A las 9:52 de la mañana, la dirección del hospital envió un mensaje final de agradecimiento, destacando el trabajo excepcional realizado por todos los profesionales del centro. La ministra de Sanidad y el equipo directivo agradecieron especialmente a aquellos que tuvieron un papel clave en la resolución de los problemas, como el equipo de Servicios Generales, los supervisores de atención continuada y los profesionales que acudieron de manera presencial para ayudar en la crisis. También se reconoció el apoyo de las instituciones, las fuerzas de seguridad del Estado y la población, quienes colaboraron en la restauración de la normalidad, especialmente con el suministro de gasóleo necesario para los grupos electrógenos.
A lo largo de toda la jornada, los mensajes de la dirección del hospital fueron clave para mantener la calma y la organización en medio del caos. La transparencia y la constante actualización de la situación permitieron a los profesionales sanitarios trabajar con seguridad y eficacia. La situación fue manejada de manera ejemplar, con un enfoque claro en la seguridad de los pacientes y la respuesta rápida ante una crisis sin precedentes.

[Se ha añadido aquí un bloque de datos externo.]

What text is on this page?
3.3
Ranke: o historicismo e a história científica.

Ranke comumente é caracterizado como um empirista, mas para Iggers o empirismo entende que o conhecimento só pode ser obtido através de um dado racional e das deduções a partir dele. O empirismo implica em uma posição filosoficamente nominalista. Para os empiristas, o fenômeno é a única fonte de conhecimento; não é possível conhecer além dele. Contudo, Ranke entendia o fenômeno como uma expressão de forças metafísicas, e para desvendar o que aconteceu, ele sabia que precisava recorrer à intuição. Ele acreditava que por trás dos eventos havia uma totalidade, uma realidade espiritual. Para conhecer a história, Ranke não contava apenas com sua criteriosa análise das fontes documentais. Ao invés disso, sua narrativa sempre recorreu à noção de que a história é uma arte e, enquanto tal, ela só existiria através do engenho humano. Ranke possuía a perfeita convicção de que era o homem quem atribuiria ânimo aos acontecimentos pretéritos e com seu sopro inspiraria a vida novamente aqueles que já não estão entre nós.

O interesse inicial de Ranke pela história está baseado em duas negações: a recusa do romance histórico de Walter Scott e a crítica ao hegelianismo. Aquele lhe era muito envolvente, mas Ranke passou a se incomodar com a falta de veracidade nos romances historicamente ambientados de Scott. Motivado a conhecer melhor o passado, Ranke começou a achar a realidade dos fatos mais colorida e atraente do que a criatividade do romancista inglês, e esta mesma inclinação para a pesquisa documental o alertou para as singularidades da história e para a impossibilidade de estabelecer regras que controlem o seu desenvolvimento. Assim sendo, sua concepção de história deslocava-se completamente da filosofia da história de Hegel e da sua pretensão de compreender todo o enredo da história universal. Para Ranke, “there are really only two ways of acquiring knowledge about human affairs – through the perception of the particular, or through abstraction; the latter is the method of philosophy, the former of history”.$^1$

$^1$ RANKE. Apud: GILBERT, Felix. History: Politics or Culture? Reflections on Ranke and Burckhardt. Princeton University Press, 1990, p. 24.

El apagón no solo evidenció la vulnerabilidad del sistema eléctrico, sino también la capacidad de respuesta y la profesionalidad del personal sanitario ante situaciones extremas. Gracias a la colaboración de todos los actores implicados, los hospitales pudieron seguir prestando atención a los pacientes y gestionando la crisis con la mayor eficacia posible. La seguridad de los pacientes, como se reiteró en los mensajes de la dirección, primó en todo momento, y el sistema sanitario demostró su fortaleza y capacidad para adaptarse ante una emergencia.
De este modo, la rápida y eficiente actuación del hospital, junto con la clara comunicación interna, fueron fundamentales para hacer frente al caos inicial provocado por el apagón. La dirección y los profesionales sanitarios trabajaron incansablemente para garantizar que la atención médica se mantuviera con la máxima normalidad, a pesar de las circunstancias excepcionales.